Cooper surrounds themselves* in the practices of Nitiren Buddhism and a strong community from the Soka Gakkai International in San Francisco. Cooper believes that chanting “Nam-myoho-renge-kyo” in confidence will dispel self-doubt and unleash good karma to face challenges courageously.

“I’m chanting for a nice home, my dream home for my dog and me,” Cooper said.

Stability is something Cooper longs for, a location to call home and a body that they* feel comfortable and confident in.

Ever since Cooper surrendered their* apartment in Spring Ville, California, they have been housesitting for several different friends in the Buddhist community in San Francisco. Some days Cooper thinks about waiting in line at the Salvation Army shelter, but their* pride stops them.

At age 18, Cooper joined the military as an aircraft electrician, during which they* faced trauma during their* years of service. As a way to cope with the trauma, Cooper learned the art of tango from Ivan Shvarts, a talented tango dancer.

“Tango gives me the opportunity to rebuild trust and intimacy in my life,” Cooper said. “To be a proficient tango dancer you must be intimate with your partner.”

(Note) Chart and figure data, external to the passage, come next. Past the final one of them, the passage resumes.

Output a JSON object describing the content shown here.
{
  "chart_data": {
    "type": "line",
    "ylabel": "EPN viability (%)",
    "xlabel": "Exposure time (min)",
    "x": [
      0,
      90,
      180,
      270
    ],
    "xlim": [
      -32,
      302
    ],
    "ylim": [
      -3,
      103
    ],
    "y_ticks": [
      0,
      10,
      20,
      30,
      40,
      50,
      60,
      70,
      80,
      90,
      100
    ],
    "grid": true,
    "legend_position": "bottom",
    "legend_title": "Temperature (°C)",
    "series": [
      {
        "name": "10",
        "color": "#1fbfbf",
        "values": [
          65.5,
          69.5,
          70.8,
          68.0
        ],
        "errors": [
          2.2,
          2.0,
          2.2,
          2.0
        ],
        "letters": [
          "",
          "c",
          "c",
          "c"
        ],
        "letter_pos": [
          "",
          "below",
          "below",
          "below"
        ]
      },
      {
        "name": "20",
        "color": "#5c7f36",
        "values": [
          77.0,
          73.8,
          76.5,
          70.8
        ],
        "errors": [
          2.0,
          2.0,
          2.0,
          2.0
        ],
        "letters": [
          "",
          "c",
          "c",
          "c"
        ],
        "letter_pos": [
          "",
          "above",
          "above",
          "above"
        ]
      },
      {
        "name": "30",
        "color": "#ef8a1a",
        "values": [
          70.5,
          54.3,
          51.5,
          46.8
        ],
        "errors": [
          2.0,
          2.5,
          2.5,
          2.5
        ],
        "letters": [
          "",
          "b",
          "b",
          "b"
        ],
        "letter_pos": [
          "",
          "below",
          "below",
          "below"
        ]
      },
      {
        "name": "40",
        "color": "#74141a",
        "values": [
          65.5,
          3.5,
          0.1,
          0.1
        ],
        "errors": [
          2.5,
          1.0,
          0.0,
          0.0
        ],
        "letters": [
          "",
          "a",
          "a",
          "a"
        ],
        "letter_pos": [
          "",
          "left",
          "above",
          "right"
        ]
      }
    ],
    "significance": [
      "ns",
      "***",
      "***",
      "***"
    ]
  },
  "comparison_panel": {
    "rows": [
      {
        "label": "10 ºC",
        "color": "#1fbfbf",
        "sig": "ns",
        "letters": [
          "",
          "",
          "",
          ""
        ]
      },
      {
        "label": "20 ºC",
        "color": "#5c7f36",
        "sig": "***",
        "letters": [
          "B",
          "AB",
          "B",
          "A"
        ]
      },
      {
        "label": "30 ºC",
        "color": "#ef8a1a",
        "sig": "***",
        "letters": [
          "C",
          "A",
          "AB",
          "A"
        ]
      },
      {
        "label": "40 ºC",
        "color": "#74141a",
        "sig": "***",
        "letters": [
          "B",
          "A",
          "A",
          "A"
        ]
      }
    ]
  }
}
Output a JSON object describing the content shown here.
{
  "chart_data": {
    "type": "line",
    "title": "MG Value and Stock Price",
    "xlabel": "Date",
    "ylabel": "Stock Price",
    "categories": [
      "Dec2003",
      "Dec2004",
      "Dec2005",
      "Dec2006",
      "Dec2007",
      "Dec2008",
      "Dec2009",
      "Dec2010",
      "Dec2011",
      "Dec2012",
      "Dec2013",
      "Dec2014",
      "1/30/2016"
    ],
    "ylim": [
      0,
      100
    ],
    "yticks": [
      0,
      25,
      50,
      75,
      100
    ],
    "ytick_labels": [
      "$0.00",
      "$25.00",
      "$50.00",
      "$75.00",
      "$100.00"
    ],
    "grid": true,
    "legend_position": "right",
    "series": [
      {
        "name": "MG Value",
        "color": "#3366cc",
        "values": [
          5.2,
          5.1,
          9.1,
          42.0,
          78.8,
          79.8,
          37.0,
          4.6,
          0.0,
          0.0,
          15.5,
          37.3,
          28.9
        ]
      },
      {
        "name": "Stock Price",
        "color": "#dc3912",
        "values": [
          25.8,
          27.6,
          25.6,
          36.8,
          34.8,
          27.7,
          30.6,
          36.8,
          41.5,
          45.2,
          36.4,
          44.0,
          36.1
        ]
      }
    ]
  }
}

On Sundays Cooper co-teaches Shvarts’ Golden Age Tango Academy class at Mama Art Café in the Excelsior District.

Cooper hopes to purchase a home in Spring Ville after completing the first draft of their* new film script, entitled “Worthy of Survival”. Cooper is known for their* most recent film, “Hero Mars.”

Cooper's prayers were answered. The first week of June Cooper moved into their* own apartment in Spring Ville.